Shortly after catching a case of religion, as the young secretary put it, Kincaid quit the firm and vanished. Miss Engle attempted to visit him at home, in order to return some of the personal effects he’d left at the office . . . but she found the house empty, and for sale. She was never able to procure a forwarding address, and never able to return his belongings.
I have those belongings now. I’m adding them to Storage Room Six, though I can’t say why. I ought to know better. I ought to bury them in a hole in the ground, for that would be more secure, wouldn’t it? Undoubtedly. But something compels me to stash them there, and so I carry the strange box with its strange contents and I deliver it to the basement, to the strange and hungry room.
At this point, I feel like I’m feeding the place.
Does that make sense? No, I’m sure it doesn’t. But, Ruthie, have you ever by any chance fed a stray cat? Some scraggly thing that roams around the block, darting in and out of yards, dodging dogs and horses and (these days) cars . . . if you have ever spotted such a thing, and offered it a scrap of supper, then you might know how I feel about the storage room.

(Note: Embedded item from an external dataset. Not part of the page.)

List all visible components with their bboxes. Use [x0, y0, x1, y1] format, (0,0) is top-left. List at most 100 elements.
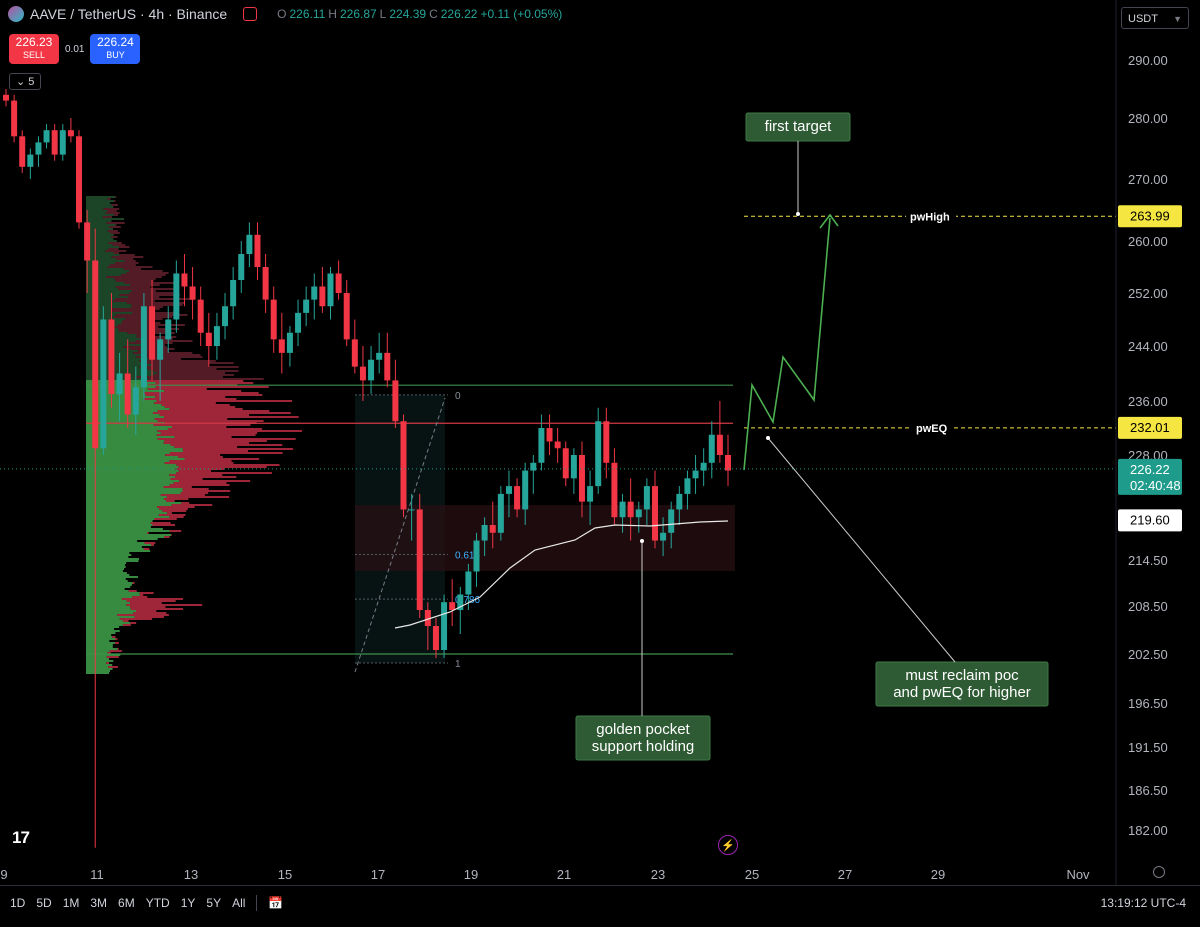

You only have to feed it once, and it will never leave you alone again. It will beg and beg and beg, and you will give and give and give, because it seems like there isn’t any choice. You know the thing now, and it needs you, and you can’t let it starve.
? ? ?
(Dare I pen something even crazier? I might as well. I tried “feeding” the storage room useless things, like old phone books, out-of-date newspapers, and Sears catalogs from a decade ago. Do you want to know what happened to them? Nothing, that’s what happened. They held no interest for Storage Room Six. It only wants material that matters. Specifically, it wants material that matters to the axe murders and to what Chapelwood members we’ve been able to identify. It positively hungers for it.)
? ? ?
Somehow, Leonard Kincaid, crucified to the flophouse wall, was part of Chapelwood and part of the axe killings, too. You can see it in the box, in the things he left behind. You can see it in the stars, if you look hard enough. You can hear it in Storage Room Six, when you close your eyes and open your ears and hold very still, and are willing to listen to voices that come from nowhere, everywhere, and all around you at once.
I’m not strictly suggesting that you should.
Or maybe I am. No doubt, I could use a measure of context or perspective on the matter. Some ordinary soul might step inside the storage room and conclude that it’s an ordinary place, stuffed with the ordinary detritus of civic workings, abandoned after a regime change. That inspector fellow, Wolf, he came down there—he saw the place. I don’t know precisely what he thought of it. Maybe he heard the whispers, maybe he did not. I should’ve asked.